Bjarke Ingels’ first Domus editorial is a tribute to stone

The first material to house man and bear witness to his artistic activity, stone has shaped architecture from the very beginning, with structural, decorative and political meanings, writes guest editor 2025.

Welcome to the first issue of Domus dedicated to materialism: exploring how human history has been shaped by the materials we have known to harvest and manipulate to give form to the world around us. A return from cyberspace to our material reality. What better way to start than with stone, the cradle of architecture? The Greek temple is a timber building design turned to stone. Carpentry petrified to masonry. Göbekli Tepe, Stonehenge, the Great Pyramids, the Acropolis, Petra, the Colosseum, Angkor Wat, Machu Picchu, the Arc de Triomphe and even the Washington Monument were made from stone. Before we learned to cut and stack stones we were cave dwellers. The earliest testaments of art are painted on naturally formed walls of stone.

With their masterful renovation of Palais de Tokyo, Lacaton & Vassal revealed that underneath the classicistic stone surface the Japanese Pavilion had already become a modern concrete structure. The stone was a cloak of classicism, no longer the actual structure. Mies van der Rohe rediscovered the beauty of colour and texture in natural stone – but stripped of its structural duties it was reduced to decor – a wallpaper of natural beauty applied to skeletons of steel or concrete. With the loss of structural purpose, stone devolved into luxury, opulence, decadence.

Stonehenge. Photo Elentari86 from Flickr

For an architect from Denmark – a land of clay and calcium, pine and oak – stone is as rare as snow in the Sahara. To me, it has always been an unattainable exotic material reserved for budgets or cultures beyond my reach. But now structural stone is having a renaissance. Ensamble have become cavemen by inhabiting a limestone quarry in Menorca. Like an actual building-sized found object, they rely on thermal mass and natural ventilation rather than a traditional building envelope or building services.
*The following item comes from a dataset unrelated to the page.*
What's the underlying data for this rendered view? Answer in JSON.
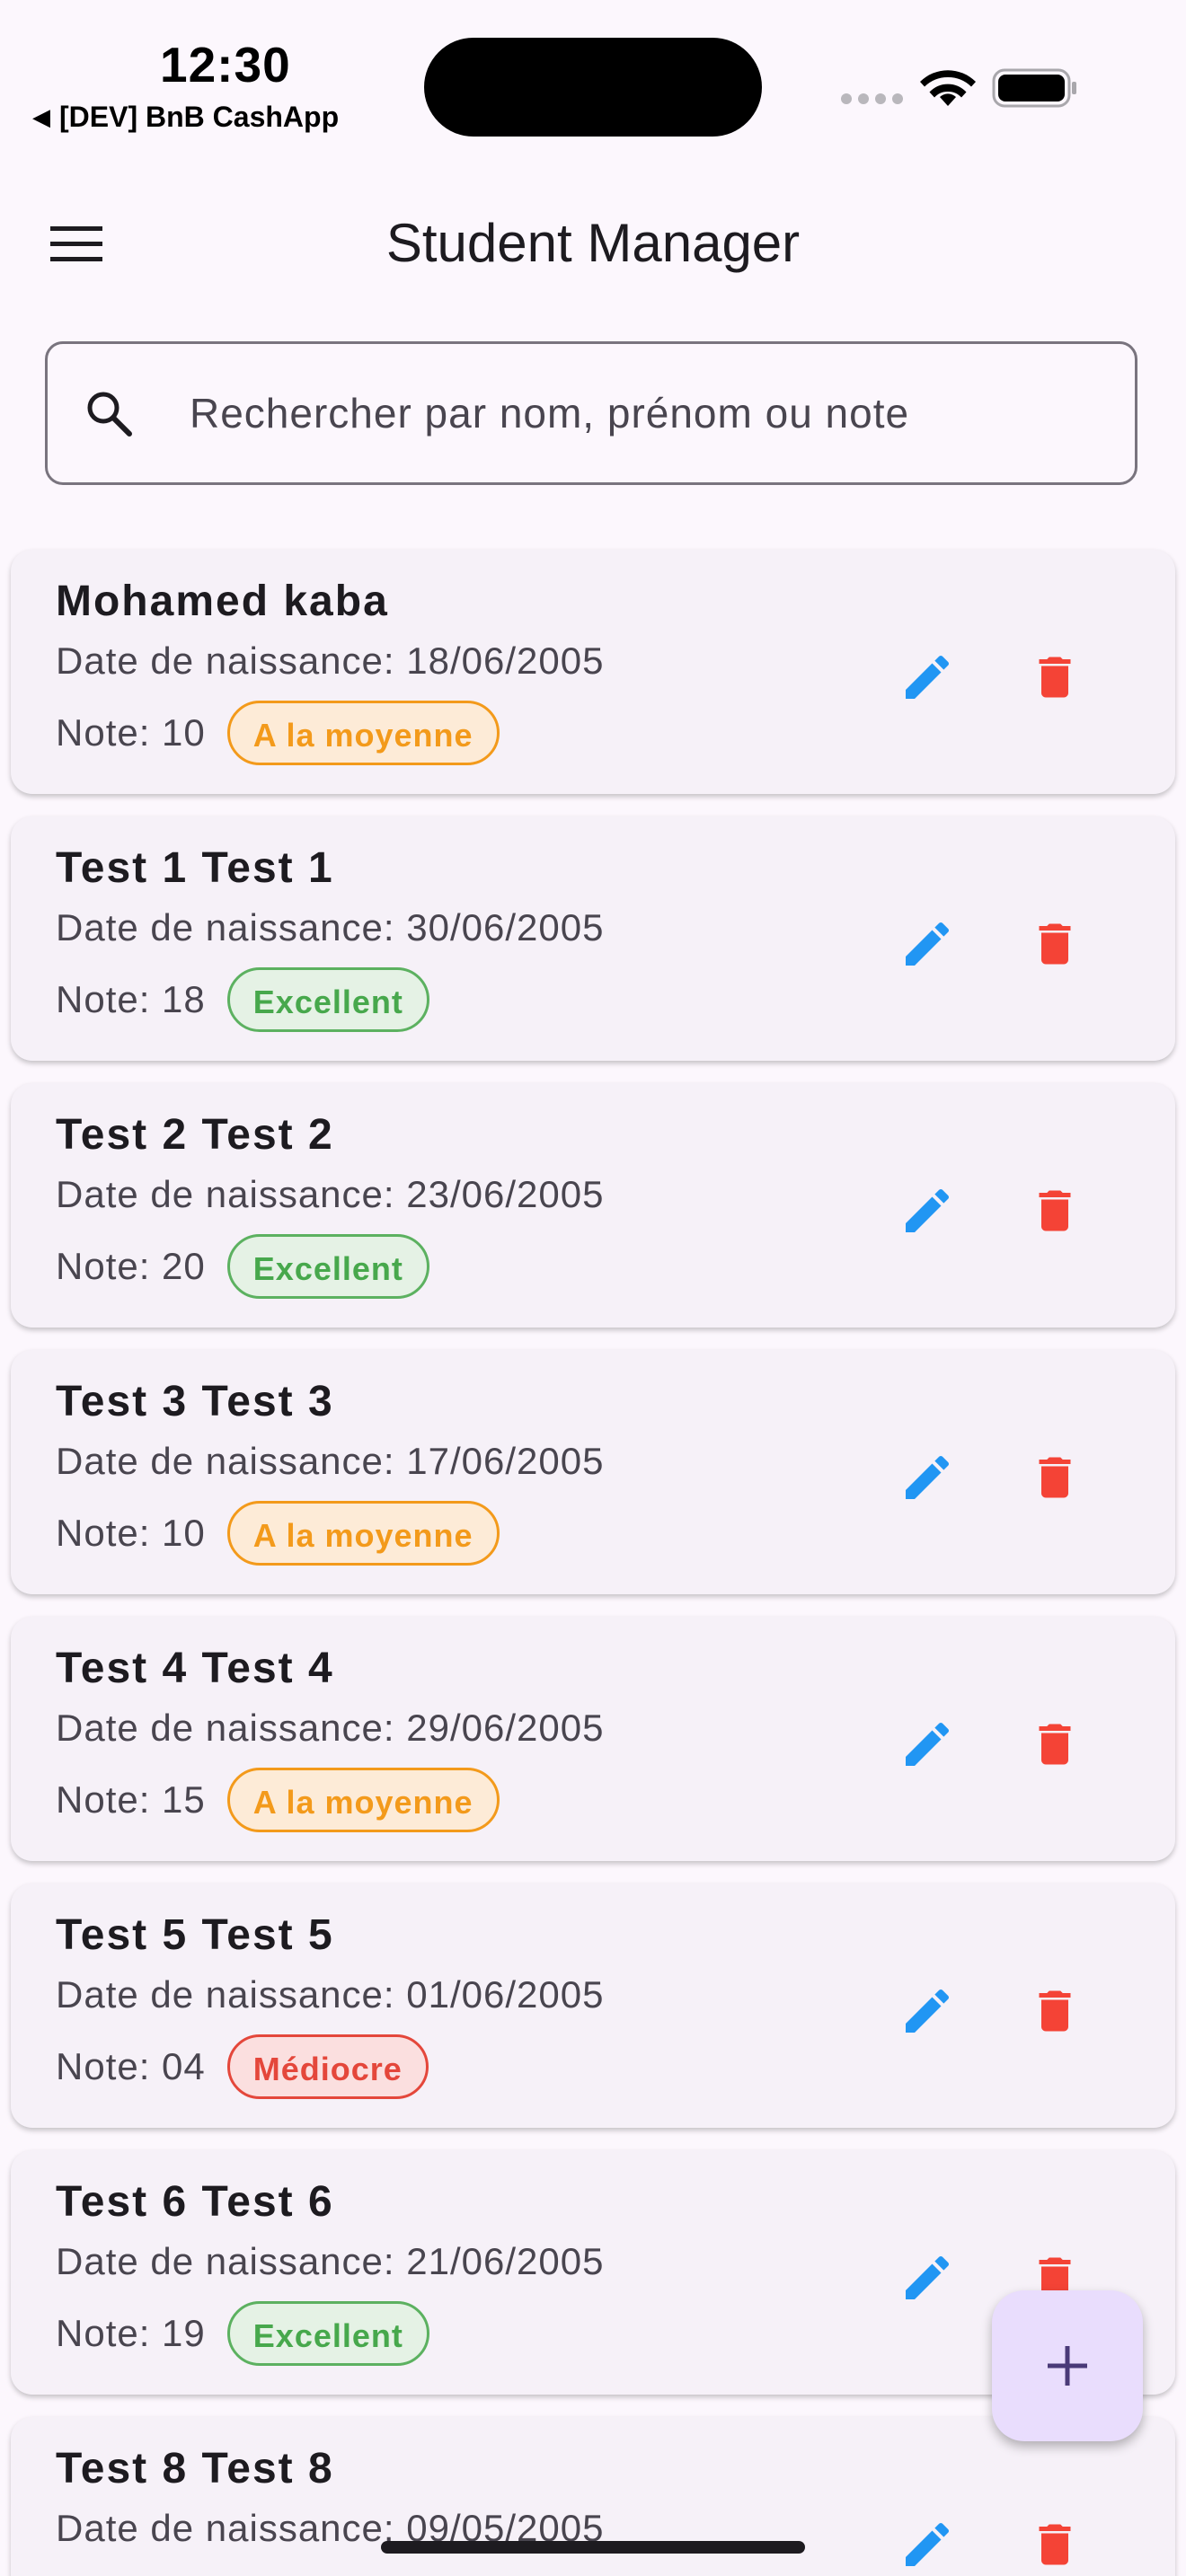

A sort of lo-tech minimal effort form of architecture. Sagrada Família has gone full circle from stone to concrete and back to stone in the 142 years it has been under construction. Antoni Gaudí himself, as innovative and future-oriented as he was, started introducing concrete during his lifetime and only recently have inventions in building technology allowed for the return of pretensioned structural stone as the primary structure.

The oldest project in the issue may also be the most advanced. And the only one still in progress. Amin Taha from Groupwork and Steve Webb from Webb Yates have gone on a crusade to bring back stone as a more sustainable, more durable, more abundant and stronger material, seeking to displace concrete and brick as the default solution for contemporary needs. Gilles Perraudin has quietly resisted the prevalence of concrete and has been designing and building modern buildings with structural stone as if unaware and unaffected by today’s industrial construction industry.

Domus 1097, January 2025

AAU Anastas has taken to stone as an act of defiance, feeling that stone in the context of Jerusalem has become an element and argument for laying cultural and political claim to various parts of the city and country. Laurian Ghinitoiu has taken to document the journey of the pink Portuguese marble from Vila Viçosa to Ground Zero in Downtown Manhattan to become part of the translucent lantern of REX’s Perelman Performing Arts Center.

Sabine Marcelis and SolidNature treat stone with the artificiality and lack of sentimentality that only a Dutch designer and manufacturer can do. And on a similar but somehow totally different note, Netherlands-based Lebanese artist Najla El Zein is treating stone as abstract matter, bending and melting the mineral material with a plasticity of gelée. Finally, Gallego artist José Manuel Castro Lopéz is creating sculptural oxymorons by channelling Isamu Noguchi as well as Salvador Dalí in equal measure with his work on soft stone, creating surreal illusions of softness through radical interpretations of the existing qualities of the natural stone. I hope you enjoy all this and more in our first attempt at finding editorial freedom through material constraint. Lets rock.